Lampard dan Garis Gawang Itu

Piala Dunia

by Arienal A Prasetyo

Arienal A Prasetyo

Pandit Football Indonesia mengkhususkan pada analisis pertandingan sepakbola, statistik dan liga, juga sejarah perkembangan sepakbola dan evolusi taktiknya

Lampard dan Garis Gawang Itu

Pada 27 Juni 2010, Inggris bertemu Jerman di Piala Dunia Afrika Selatan di babak 16 besar. Di babak pertama, Jerman mencetak gol lewat Miroslav Klose di menit ke-20 dan Lukasz Podolski 12 menit kemudian. Inggris memperkecil ketertinggalan lewat sundulan Matthew Upson di menit ke-37.
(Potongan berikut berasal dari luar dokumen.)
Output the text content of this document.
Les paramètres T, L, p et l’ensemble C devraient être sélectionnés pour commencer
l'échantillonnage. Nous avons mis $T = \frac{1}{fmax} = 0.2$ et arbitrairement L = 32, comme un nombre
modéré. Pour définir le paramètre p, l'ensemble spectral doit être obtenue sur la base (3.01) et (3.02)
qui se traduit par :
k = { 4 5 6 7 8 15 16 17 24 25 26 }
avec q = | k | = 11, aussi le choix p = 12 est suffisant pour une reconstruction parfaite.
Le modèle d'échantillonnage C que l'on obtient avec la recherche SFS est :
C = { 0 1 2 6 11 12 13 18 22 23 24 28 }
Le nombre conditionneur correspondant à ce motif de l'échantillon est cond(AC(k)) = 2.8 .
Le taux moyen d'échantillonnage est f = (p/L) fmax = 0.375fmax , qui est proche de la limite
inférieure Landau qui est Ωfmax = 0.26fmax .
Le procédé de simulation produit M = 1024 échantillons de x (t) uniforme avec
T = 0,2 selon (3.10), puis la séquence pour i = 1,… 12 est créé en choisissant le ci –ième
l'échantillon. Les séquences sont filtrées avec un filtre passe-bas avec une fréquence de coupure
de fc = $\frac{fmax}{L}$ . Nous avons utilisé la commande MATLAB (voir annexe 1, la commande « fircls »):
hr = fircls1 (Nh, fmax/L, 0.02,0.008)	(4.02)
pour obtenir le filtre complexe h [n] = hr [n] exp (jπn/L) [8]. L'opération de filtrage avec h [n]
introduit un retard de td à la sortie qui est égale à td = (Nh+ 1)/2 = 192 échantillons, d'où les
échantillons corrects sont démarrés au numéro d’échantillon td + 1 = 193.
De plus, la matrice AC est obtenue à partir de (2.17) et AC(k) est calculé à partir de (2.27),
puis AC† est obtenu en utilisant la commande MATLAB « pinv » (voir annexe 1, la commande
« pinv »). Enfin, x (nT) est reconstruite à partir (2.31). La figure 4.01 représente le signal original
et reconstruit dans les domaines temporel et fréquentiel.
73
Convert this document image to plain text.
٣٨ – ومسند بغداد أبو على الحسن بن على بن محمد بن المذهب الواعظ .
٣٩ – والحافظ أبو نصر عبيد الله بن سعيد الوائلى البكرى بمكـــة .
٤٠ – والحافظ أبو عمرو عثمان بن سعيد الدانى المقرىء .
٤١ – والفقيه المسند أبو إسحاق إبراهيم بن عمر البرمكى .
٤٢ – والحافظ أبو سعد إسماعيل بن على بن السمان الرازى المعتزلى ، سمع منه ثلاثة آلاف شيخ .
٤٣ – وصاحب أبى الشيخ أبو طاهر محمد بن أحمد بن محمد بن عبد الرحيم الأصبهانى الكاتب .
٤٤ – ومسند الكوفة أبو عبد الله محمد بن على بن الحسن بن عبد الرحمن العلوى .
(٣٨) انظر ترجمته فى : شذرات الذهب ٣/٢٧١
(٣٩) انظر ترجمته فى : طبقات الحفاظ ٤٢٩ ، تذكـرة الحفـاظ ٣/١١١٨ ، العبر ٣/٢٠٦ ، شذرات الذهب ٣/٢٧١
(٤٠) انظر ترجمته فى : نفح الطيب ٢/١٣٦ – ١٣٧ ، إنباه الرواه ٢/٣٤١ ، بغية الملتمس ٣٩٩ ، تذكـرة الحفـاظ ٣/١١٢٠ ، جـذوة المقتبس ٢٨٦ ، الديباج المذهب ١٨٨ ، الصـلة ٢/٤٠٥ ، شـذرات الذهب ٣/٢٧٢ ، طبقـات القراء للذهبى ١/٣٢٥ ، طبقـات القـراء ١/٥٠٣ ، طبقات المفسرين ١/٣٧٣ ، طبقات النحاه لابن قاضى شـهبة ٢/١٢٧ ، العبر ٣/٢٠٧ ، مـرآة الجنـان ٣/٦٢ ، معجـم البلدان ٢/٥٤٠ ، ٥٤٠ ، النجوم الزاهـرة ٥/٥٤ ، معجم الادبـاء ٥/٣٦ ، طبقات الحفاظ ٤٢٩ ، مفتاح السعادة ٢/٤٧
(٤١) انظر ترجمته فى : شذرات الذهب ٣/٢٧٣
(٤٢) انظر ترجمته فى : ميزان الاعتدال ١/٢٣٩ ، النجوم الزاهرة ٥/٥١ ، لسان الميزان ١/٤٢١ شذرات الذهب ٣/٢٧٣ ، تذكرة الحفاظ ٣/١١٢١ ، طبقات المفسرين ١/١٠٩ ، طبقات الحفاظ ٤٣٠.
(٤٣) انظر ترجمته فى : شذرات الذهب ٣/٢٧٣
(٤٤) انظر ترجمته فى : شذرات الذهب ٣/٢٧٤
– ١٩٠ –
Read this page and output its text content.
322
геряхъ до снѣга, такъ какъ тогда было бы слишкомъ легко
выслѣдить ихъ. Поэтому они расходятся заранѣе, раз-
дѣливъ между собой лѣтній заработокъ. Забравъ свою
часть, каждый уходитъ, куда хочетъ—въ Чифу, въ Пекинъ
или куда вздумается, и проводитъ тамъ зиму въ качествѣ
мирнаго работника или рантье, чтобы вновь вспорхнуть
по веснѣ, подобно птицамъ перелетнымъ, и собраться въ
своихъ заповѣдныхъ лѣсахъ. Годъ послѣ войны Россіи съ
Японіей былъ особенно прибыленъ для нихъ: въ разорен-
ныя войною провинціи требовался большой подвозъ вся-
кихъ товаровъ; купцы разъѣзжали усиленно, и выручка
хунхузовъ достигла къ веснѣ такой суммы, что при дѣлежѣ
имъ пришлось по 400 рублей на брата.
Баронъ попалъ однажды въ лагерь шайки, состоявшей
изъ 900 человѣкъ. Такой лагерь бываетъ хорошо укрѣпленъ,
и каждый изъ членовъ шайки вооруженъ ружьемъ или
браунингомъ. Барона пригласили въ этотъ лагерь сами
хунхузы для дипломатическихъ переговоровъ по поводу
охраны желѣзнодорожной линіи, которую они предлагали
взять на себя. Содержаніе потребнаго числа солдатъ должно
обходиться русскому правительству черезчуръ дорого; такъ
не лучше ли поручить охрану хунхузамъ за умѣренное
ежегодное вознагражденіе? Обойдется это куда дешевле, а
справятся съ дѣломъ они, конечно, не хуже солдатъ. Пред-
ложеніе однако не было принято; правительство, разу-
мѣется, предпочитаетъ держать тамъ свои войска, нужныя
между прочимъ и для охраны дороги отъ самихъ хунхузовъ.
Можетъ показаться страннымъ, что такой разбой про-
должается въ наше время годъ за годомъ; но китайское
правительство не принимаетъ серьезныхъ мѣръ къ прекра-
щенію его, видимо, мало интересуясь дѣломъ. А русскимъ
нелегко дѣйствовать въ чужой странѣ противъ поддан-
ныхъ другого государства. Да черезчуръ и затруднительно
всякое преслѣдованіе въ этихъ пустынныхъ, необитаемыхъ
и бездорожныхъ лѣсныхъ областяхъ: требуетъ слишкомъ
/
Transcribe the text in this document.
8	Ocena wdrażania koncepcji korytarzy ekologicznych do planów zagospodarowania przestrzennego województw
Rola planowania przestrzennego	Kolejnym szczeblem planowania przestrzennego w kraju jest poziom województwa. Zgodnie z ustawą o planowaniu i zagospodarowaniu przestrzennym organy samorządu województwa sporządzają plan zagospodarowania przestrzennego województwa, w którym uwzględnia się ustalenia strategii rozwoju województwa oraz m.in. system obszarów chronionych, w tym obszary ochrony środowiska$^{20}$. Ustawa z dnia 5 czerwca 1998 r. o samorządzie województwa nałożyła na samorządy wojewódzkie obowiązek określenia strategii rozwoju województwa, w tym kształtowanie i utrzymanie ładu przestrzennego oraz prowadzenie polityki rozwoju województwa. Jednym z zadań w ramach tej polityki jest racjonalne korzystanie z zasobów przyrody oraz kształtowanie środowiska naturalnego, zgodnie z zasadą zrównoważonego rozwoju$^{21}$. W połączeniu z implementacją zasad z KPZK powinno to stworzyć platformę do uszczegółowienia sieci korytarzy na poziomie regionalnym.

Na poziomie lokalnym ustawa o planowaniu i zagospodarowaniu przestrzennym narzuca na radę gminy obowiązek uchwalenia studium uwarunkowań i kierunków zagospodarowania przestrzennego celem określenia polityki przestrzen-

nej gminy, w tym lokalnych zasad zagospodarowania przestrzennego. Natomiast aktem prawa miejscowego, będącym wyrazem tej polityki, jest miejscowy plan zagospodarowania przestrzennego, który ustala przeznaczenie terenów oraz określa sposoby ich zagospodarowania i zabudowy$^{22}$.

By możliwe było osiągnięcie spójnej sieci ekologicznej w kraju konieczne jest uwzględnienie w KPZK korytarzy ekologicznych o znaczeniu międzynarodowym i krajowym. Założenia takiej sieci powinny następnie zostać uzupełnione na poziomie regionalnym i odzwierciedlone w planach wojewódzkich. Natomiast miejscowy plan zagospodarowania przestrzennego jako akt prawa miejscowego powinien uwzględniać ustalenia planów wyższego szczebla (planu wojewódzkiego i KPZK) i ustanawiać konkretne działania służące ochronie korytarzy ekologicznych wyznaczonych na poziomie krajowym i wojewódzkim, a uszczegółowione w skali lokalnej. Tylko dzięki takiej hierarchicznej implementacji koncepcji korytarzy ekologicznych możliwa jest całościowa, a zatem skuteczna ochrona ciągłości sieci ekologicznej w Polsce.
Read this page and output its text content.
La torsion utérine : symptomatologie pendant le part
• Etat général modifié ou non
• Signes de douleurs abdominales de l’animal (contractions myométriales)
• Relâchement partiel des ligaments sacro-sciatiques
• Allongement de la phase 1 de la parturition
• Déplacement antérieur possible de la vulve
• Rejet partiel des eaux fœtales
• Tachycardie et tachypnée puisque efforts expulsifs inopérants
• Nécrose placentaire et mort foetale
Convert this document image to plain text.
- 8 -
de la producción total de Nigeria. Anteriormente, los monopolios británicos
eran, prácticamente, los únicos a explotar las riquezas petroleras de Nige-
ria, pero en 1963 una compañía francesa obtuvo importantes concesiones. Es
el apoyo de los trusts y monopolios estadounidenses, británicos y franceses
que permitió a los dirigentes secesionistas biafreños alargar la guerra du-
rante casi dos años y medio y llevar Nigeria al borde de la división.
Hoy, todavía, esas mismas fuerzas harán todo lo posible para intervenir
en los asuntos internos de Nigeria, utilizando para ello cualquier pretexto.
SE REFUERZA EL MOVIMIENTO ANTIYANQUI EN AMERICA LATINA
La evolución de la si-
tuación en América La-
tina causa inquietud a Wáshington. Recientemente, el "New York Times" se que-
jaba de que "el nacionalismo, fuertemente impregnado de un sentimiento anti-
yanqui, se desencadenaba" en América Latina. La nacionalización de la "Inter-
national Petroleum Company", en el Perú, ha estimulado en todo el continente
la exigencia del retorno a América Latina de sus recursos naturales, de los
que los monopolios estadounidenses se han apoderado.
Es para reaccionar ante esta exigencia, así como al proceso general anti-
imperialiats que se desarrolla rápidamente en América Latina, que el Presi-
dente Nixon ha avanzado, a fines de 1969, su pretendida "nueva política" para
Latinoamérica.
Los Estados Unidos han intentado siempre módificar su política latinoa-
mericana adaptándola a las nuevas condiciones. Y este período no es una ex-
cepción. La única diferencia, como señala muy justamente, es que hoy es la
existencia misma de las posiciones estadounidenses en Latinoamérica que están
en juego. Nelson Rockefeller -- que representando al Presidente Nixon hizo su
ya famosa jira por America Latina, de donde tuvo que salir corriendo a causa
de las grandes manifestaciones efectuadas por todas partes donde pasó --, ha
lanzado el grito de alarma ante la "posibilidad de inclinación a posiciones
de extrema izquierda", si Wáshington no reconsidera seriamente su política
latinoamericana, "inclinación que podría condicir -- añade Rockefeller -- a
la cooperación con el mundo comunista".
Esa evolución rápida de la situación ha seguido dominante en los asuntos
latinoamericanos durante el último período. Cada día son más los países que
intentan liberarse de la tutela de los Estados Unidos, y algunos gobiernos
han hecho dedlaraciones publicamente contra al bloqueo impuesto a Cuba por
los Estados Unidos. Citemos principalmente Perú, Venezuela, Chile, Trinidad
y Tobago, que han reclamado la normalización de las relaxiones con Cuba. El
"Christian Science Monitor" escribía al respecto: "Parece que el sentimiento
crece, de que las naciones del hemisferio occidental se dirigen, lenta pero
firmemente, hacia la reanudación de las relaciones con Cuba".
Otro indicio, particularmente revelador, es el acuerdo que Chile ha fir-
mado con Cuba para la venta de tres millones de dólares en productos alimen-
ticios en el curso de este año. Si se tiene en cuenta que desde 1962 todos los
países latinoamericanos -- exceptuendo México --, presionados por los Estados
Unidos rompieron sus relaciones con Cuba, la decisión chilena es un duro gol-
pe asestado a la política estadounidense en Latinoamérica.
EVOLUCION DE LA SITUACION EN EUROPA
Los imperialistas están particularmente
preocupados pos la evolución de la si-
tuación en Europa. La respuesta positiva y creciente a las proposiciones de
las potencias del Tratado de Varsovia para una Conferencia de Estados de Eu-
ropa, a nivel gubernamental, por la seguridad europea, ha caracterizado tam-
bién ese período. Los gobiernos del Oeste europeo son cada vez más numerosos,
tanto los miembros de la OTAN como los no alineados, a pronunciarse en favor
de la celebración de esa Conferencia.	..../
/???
Satu menit berselang, Inggris melancarkan serangan ke pertahanan Jerman setelah umpan Philipp Lahm tidak bisa dikontrol oleh Bastian Schweinsteiger. Gareth Barry, setelah menggiring bola, melepaskan umpan kepada Shaun Wright-Phillips yang berlari menuju kotak penalti Jerman. Arne Friedrich berhasil memblok bola dari Wright-Phillips dan bola bergerak tepat di depan Frank Lampard yang berlari dari belakang, tepat di depan kotak penalti.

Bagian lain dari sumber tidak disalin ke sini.